We envisioned a wall projected seascape that would become activated by the presence of a person. We wanted to support both passive and active engagement with the installation. Each person that moves past the installation is pursued by a school of fish. If the person is in a hurry they may not even notice their contribution to the seascape, as their fish "shadow" follows behind them. A more curious individual can engage actively with their school of fish. Standing in front of the aquarium environment allows your school of fish to catch up. They circle curiously around you but are startled by sudden changes in direction. Touching the seascape generates a small electric shock. Any nearby fish will be electrocuted. The escaping fish will flee from the electricity. Of course, fish have no memory. They'll soon return to your side so you can shock them again.

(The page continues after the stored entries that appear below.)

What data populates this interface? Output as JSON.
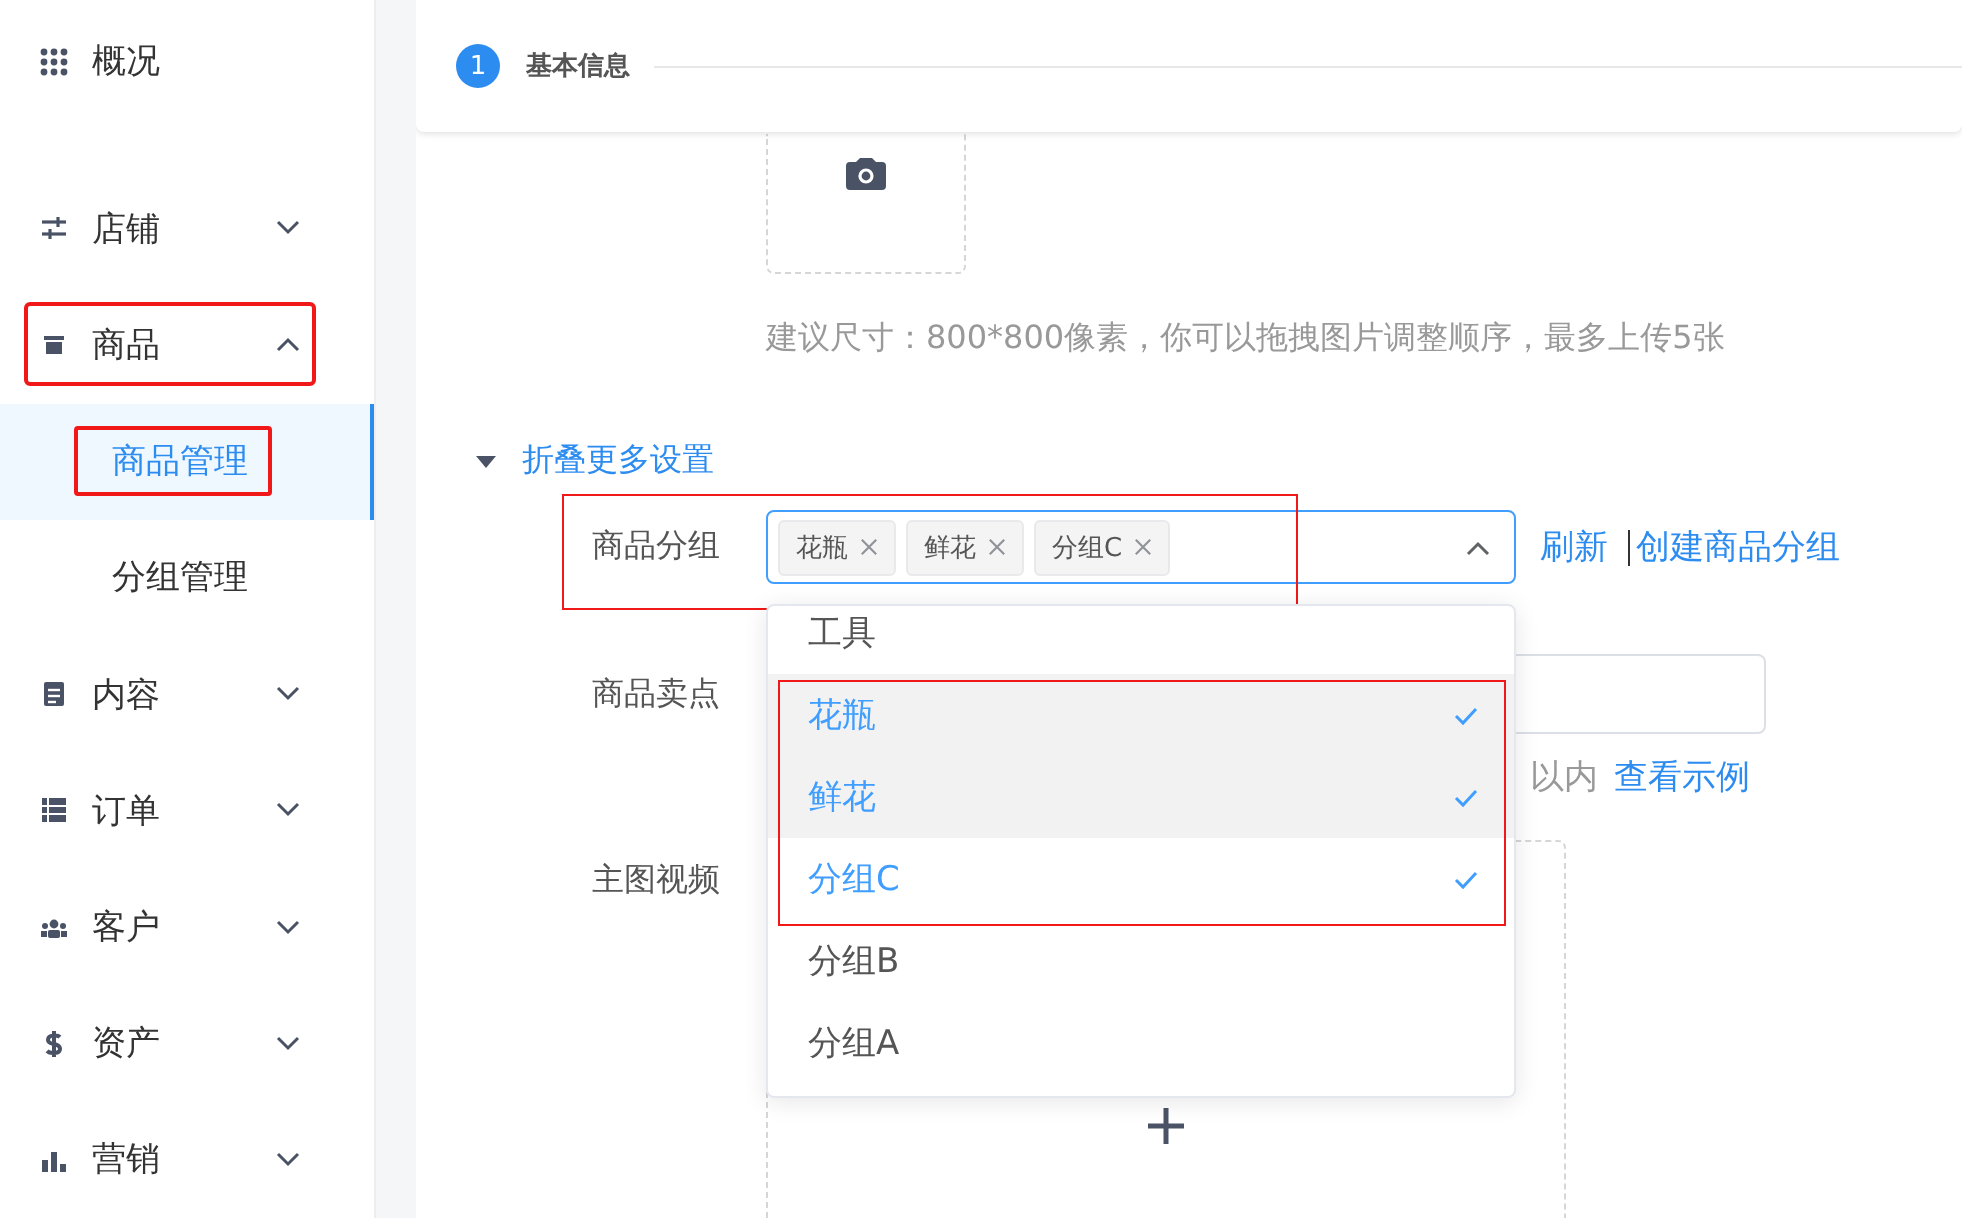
{
  "sidebar": {
    "items": [
      {
        "label": "概况",
        "highlighted": false
      },
      {
        "label": "店铺",
        "expanded": false,
        "highlighted": false
      },
      {
        "label": "商品",
        "expanded": true,
        "highlighted": true,
        "children": [
          {
            "label": "商品管理",
            "selected": true,
            "highlighted": true
          },
          {
            "label": "分组管理",
            "selected": false,
            "highlighted": false
          }
        ]
      },
      {
        "label": "内容",
        "expanded": false,
        "highlighted": false
      },
      {
        "label": "订单",
        "expanded": false,
        "highlighted": false
      },
      {
        "label": "客户",
        "expanded": false,
        "highlighted": false
      },
      {
        "label": "资产",
        "expanded": false,
        "highlighted": false
      },
      {
        "label": "营销",
        "expanded": false,
        "highlighted": false
      }
    ]
  },
  "step": {
    "number": "1",
    "title": "基本信息"
  },
  "upload_hint": "建议尺寸：800*800像素，你可以拖拽图片调整顺序，最多上传5张",
  "more_settings": {
    "label": "折叠更多设置",
    "expanded": true
  },
  "group_field": {
    "label": "商品分组",
    "highlighted": true,
    "tags": [
      "花瓶",
      "鲜花",
      "分组C"
    ],
    "open": true,
    "links": [
      "刷新",
      "创建商品分组"
    ],
    "options": [
      {
        "label": "工具",
        "selected": false,
        "highlighted": false
      },
      {
        "label": "花瓶",
        "selected": true,
        "highlighted": true
      },
      {
        "label": "鲜花",
        "selected": true,
        "highlighted": true
      },
      {
        "label": "分组C",
        "selected": true,
        "highlighted": true
      },
      {
        "label": "分组B",
        "selected": false,
        "highlighted": false
      },
      {
        "label": "分组A",
        "selected": false,
        "highlighted": false
      }
    ]
  },
  "selling_point": {
    "label": "商品卖点",
    "hint": "以内",
    "link": "查看示例"
  },
  "video_field": {
    "label": "主图视频"
  }
}
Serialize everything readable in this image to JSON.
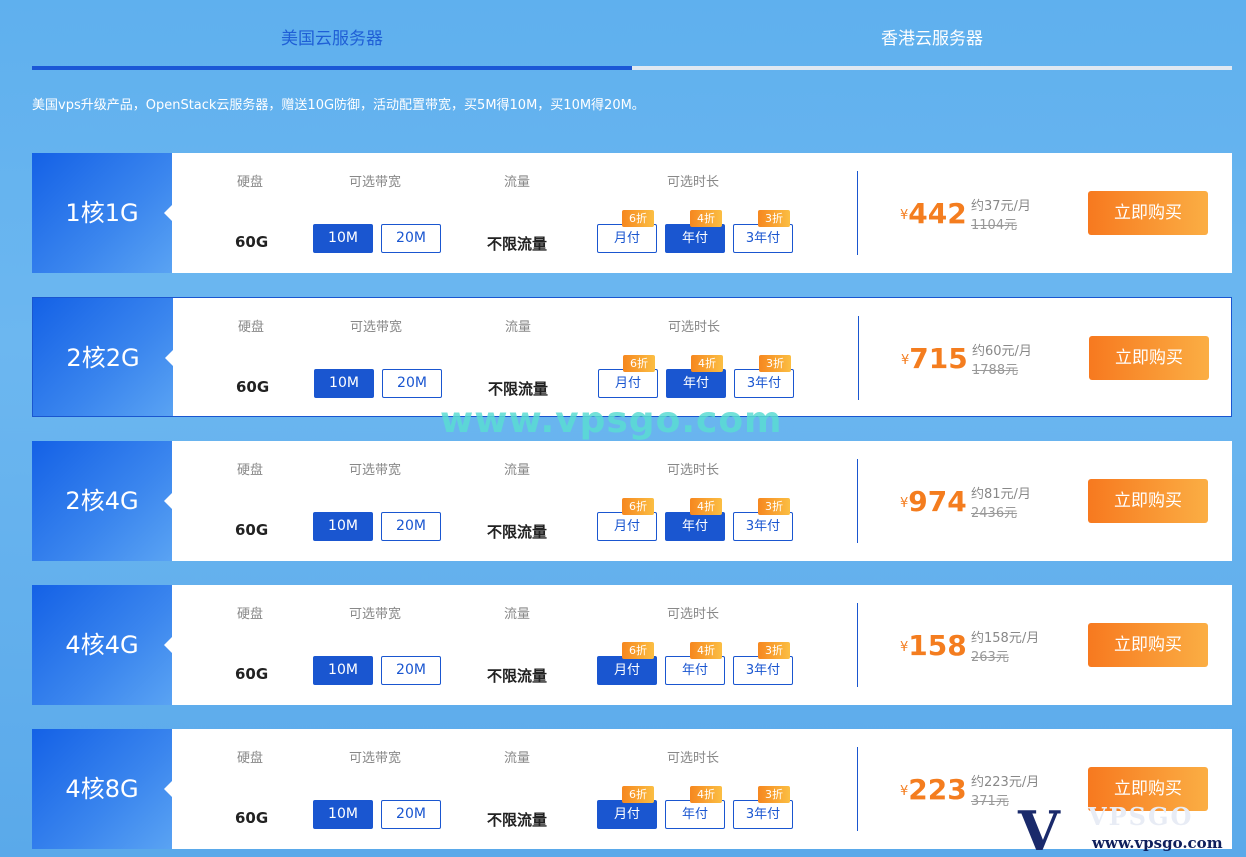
{
  "tabs": {
    "us": "美国云服务器",
    "hk": "香港云服务器"
  },
  "intro": "美国vps升级产品，OpenStack云服务器，赠送10G防御，活动配置带宽，买5M得10M，买10M得20M。",
  "labels": {
    "disk": "硬盘",
    "bandwidth": "可选带宽",
    "traffic": "流量",
    "duration": "可选时长"
  },
  "plans": [
    {
      "spec": "1核1G",
      "disk": "60G",
      "bw1": "10M",
      "bw2": "20M",
      "traffic": "不限流量",
      "d1": "月付",
      "d2": "年付",
      "d3": "3年付",
      "disc1": "6折",
      "disc2": "4折",
      "disc3": "3折",
      "selected_duration": "年付",
      "yen": "¥",
      "price": "442",
      "monthly": "约37元/月",
      "original": "1104元",
      "buy": "立即购买"
    },
    {
      "spec": "2核2G",
      "disk": "60G",
      "bw1": "10M",
      "bw2": "20M",
      "traffic": "不限流量",
      "d1": "月付",
      "d2": "年付",
      "d3": "3年付",
      "disc1": "6折",
      "disc2": "4折",
      "disc3": "3折",
      "selected_duration": "年付",
      "yen": "¥",
      "price": "715",
      "monthly": "约60元/月",
      "original": "1788元",
      "buy": "立即购买"
    },
    {
      "spec": "2核4G",
      "disk": "60G",
      "bw1": "10M",
      "bw2": "20M",
      "traffic": "不限流量",
      "d1": "月付",
      "d2": "年付",
      "d3": "3年付",
      "disc1": "6折",
      "disc2": "4折",
      "disc3": "3折",
      "selected_duration": "年付",
      "yen": "¥",
      "price": "974",
      "monthly": "约81元/月",
      "original": "2436元",
      "buy": "立即购买"
    },
    {
      "spec": "4核4G",
      "disk": "60G",
      "bw1": "10M",
      "bw2": "20M",
      "traffic": "不限流量",
      "d1": "月付",
      "d2": "年付",
      "d3": "3年付",
      "disc1": "6折",
      "disc2": "4折",
      "disc3": "3折",
      "selected_duration": "月付",
      "yen": "¥",
      "price": "158",
      "monthly": "约158元/月",
      "original": "263元",
      "buy": "立即购买"
    },
    {
      "spec": "4核8G",
      "disk": "60G",
      "bw1": "10M",
      "bw2": "20M",
      "traffic": "不限流量",
      "d1": "月付",
      "d2": "年付",
      "d3": "3年付",
      "disc1": "6折",
      "disc2": "4折",
      "disc3": "3折",
      "selected_duration": "月付",
      "yen": "¥",
      "price": "223",
      "monthly": "约223元/月",
      "original": "371元",
      "buy": "立即购买"
    }
  ],
  "watermark": "www.vpsgo.com",
  "logo": {
    "letter": "V",
    "word": "VPSGO",
    "url": "www.vpsgo.com"
  },
  "colors": {
    "accent": "#1a56d0",
    "price": "#f47d1f",
    "buy_button": "#f7791f"
  }
}
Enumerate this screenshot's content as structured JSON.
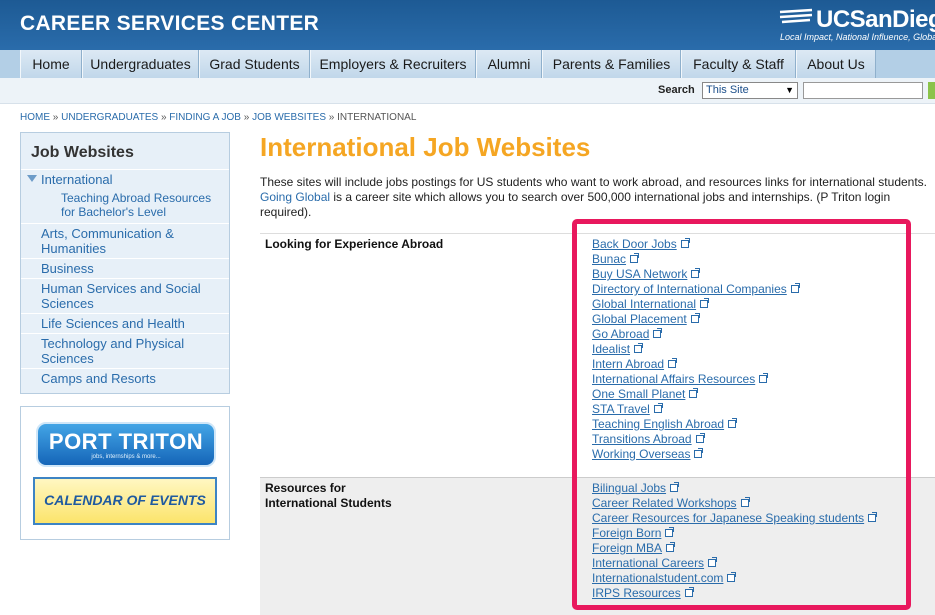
{
  "header": {
    "title": "CAREER SERVICES CENTER",
    "logo_text": "UCSanDiego",
    "logo_tagline": "Local Impact, National Influence, Global Reach"
  },
  "nav": [
    "Home",
    "Undergraduates",
    "Grad Students",
    "Employers & Recruiters",
    "Alumni",
    "Parents & Families",
    "Faculty & Staff",
    "About Us"
  ],
  "search": {
    "label": "Search",
    "scope": "This Site",
    "value": ""
  },
  "breadcrumb": [
    "HOME",
    "UNDERGRADUATES",
    "FINDING A JOB",
    "JOB WEBSITES",
    "INTERNATIONAL"
  ],
  "sidebar": {
    "title": "Job Websites",
    "active": "International",
    "sub": "Teaching Abroad Resources for Bachelor's Level",
    "items": [
      "Arts, Communication & Humanities",
      "Business",
      "Human Services and Social Sciences",
      "Life Sciences and Health",
      "Technology and Physical Sciences",
      "Camps and Resorts"
    ]
  },
  "promo": {
    "port_triton": "PORT TRITON",
    "port_tag": "jobs, internships & more...",
    "calendar": "CALENDAR OF EVENTS"
  },
  "main": {
    "title": "International Job Websites",
    "intro_1": "These sites will include jobs postings for US students who want to work abroad, and resources links for international students. ",
    "intro_link": "Going Global",
    "intro_2": " is a career site which allows you to search over 500,000 international jobs and internships. (P Triton login required).",
    "sections": [
      {
        "label": "Looking for Experience Abroad",
        "links": [
          "Back Door Jobs",
          "Bunac",
          "Buy USA Network",
          "Directory of International Companies",
          "Global International",
          "Global Placement",
          "Go Abroad",
          "Idealist",
          "Intern Abroad",
          "International Affairs Resources",
          "One Small Planet",
          "STA Travel",
          "Teaching English Abroad",
          "Transitions Abroad",
          "Working Overseas"
        ]
      },
      {
        "label": "Resources for International Students",
        "links": [
          "Bilingual Jobs",
          "Career Related Workshops",
          "Career Resources for Japanese Speaking students",
          "Foreign Born",
          "Foreign MBA",
          "International Careers",
          "Internationalstudent.com",
          "IRPS Resources"
        ]
      }
    ]
  },
  "colors": {
    "header": "#2a6cab",
    "title": "#f5a623",
    "link": "#2a6cab",
    "highlight": "#e8185d"
  }
}
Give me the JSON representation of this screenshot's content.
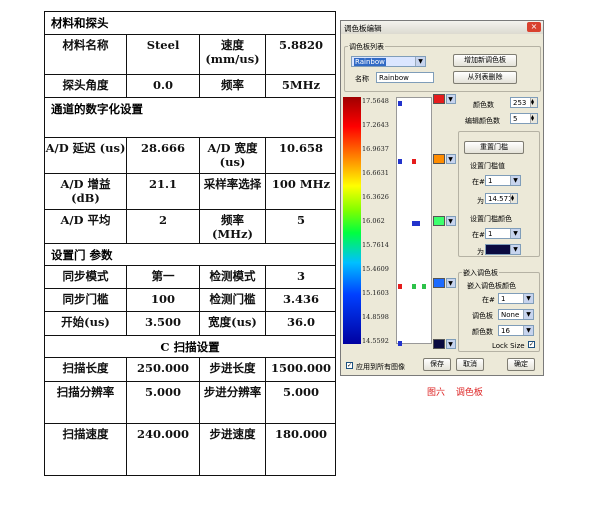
{
  "table": {
    "sec_material": "材料和探头",
    "r1": {
      "c1": "材料名称",
      "c2": "Steel",
      "c3": "速度 (mm/us)",
      "c4": "5.8820"
    },
    "r2": {
      "c1": "探头角度",
      "c2": "0.0",
      "c3": "频率",
      "c4": "5MHz"
    },
    "sec_digital": "通道的数字化设置",
    "r3": {
      "c1": "A/D 延迟 (us)",
      "c2": "28.666",
      "c3": "A/D 宽度 (us)",
      "c4": "10.658"
    },
    "r4": {
      "c1": "A/D 增益 (dB)",
      "c2": "21.1",
      "c3": "采样率选择",
      "c4": "100 MHz"
    },
    "r5": {
      "c1": "A/D 平均",
      "c2": "2",
      "c3": "频率 (MHz)",
      "c4": "5"
    },
    "sec_gate": "设置门 参数",
    "r6": {
      "c1": "同步模式",
      "c2": "第一",
      "c3": "检测模式",
      "c4": "3"
    },
    "r7": {
      "c1": "同步门槛",
      "c2": "100",
      "c3": "检测门槛",
      "c4": "3.436"
    },
    "r8": {
      "c1": "开始(us)",
      "c2": "3.500",
      "c3": "宽度(us)",
      "c4": "36.0"
    },
    "sec_cscan": "C 扫描设置",
    "r9": {
      "c1": "扫描长度",
      "c2": "250.000",
      "c3": "步进长度",
      "c4": "1500.000"
    },
    "r10": {
      "c1": "扫描分辨率",
      "c2": "5.000",
      "c3": "步进分辨率",
      "c4": "5.000"
    },
    "r11": {
      "c1": "扫描速度",
      "c2": "240.000",
      "c3": "步进速度",
      "c4": "180.000"
    }
  },
  "editor": {
    "title": "调色板编辑",
    "close": "×",
    "list_group": "调色板列表",
    "palette_select": "Rainbow",
    "add_btn": "增加新调色板",
    "from_file_btn": "从列表删除",
    "name_label": "名称",
    "name_value": "Rainbow",
    "ticks": [
      "17.5648",
      "17.2643",
      "16.9637",
      "16.6631",
      "16.3626",
      "16.062",
      "15.7614",
      "15.4609",
      "15.1603",
      "14.8598",
      "14.5592"
    ],
    "color_count_label": "颜色数",
    "color_count": "253",
    "edit_color_label": "编辑颜色数",
    "edit_color": "5",
    "reset_gate_btn": "重置门槛",
    "set_gate_value_label": "设置门槛值",
    "at_label": "在#",
    "at_value": "1",
    "is_label": "为",
    "is_value": "14.571",
    "set_gate_color_label": "设置门槛颜色",
    "at2_value": "1",
    "embed_group": "嵌入调色板",
    "embed_color_label": "嵌入调色板颜色",
    "at3_value": "1",
    "palette_label": "调色板",
    "palette_value": "None",
    "colors_label": "颜色数",
    "colors_value": "16",
    "lock_size": "Lock Size",
    "apply_all": "应用到所有图像",
    "save_btn": "保存",
    "cancel_btn": "取消",
    "ok_btn": "确定",
    "colors": {
      "red": "#e51c1c",
      "orange": "#ff8c00",
      "green": "#3dff6e",
      "blue": "#1d6bff",
      "navy": "#0a0a40"
    }
  },
  "caption": "图六 调色板"
}
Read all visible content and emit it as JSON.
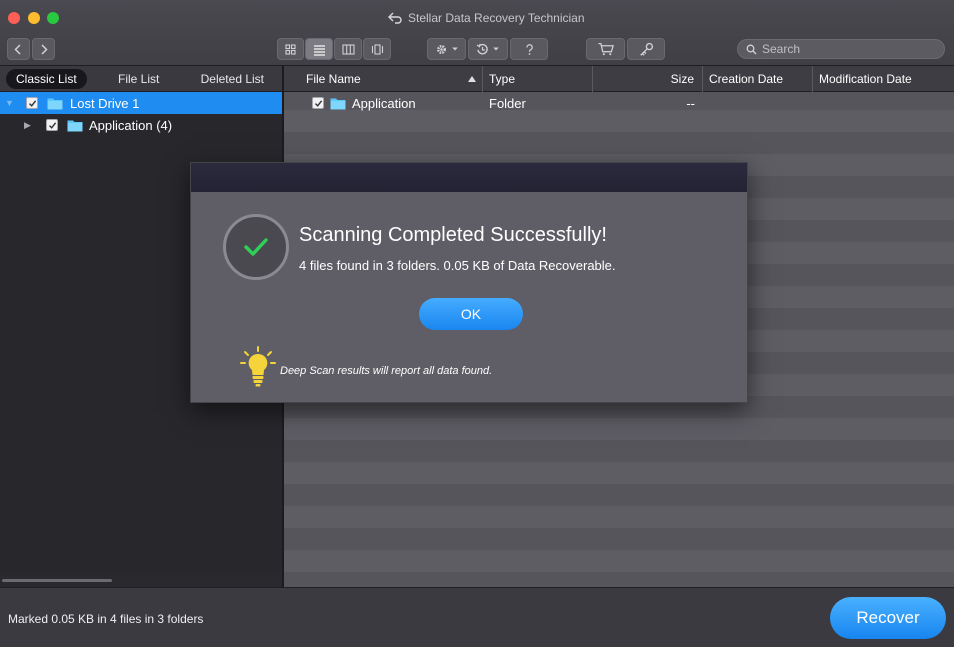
{
  "window": {
    "title": "Stellar Data Recovery Technician"
  },
  "search": {
    "placeholder": "Search"
  },
  "left_tabs": [
    "Classic List",
    "File List",
    "Deleted List"
  ],
  "tree": [
    {
      "label": "Lost Drive 1"
    },
    {
      "label": "Application (4)"
    }
  ],
  "table": {
    "headers": [
      "File Name",
      "Type",
      "Size",
      "Creation Date",
      "Modification Date"
    ],
    "rows": [
      {
        "name": "Application",
        "type": "Folder",
        "size": "--",
        "created": "",
        "modified": ""
      }
    ]
  },
  "status": {
    "text": "Marked 0.05 KB in 4 files in 3 folders"
  },
  "recover_label": "Recover",
  "modal": {
    "title": "Scanning Completed Successfully!",
    "message": "4 files found in 3 folders. 0.05 KB of Data Recoverable.",
    "ok_label": "OK",
    "tip": "Deep Scan results will report all data found."
  },
  "colors": {
    "accent": "#1e8cf0",
    "check": "#2ed158",
    "folder": "#5ac8fa",
    "bulb": "#f5d33a"
  }
}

The wall fish installation uses processing and the Kinect to accomplish blob tracking and touch detection using OpenCV. A big thanks to Asim Mittal who helped enormously with a nice piece of code for detecting touch with the Kinect. Eli worked on creating the art, the fish behaviors, and the interactions. The behaviors and interactions were developed on the computer in response to mouse movements. Eli adapted a flocking algorithm by Daniel Shiffman. Meanwhile I developed the framework for tracking multiple people's movement across the installation and for detecting a touch. I used Shiffman's openKinect library. I then adapted Eli’s code, replacing mouse movement with blob tracking, and replacing the mouse click with a touch on the projected display.
One of the challenges was detecting touch on a wall surface with a skewed perspective and needed calibration with the Kinect and the Projection. We decided not to use OpenNI for detection of people so it was difficult to track multiple people in cases of collision and overlap, so we ended up using probabilistic detection of blobs nearest to the previous blob position.
Trying to accomplish an interesting set of behaviors for the school of fish was also a challenge. Working only with human position and speed, we wanted to create a personality for the fish that was both curious and tentative. In order to create this effect we experimented with a number of behaviors and interactions.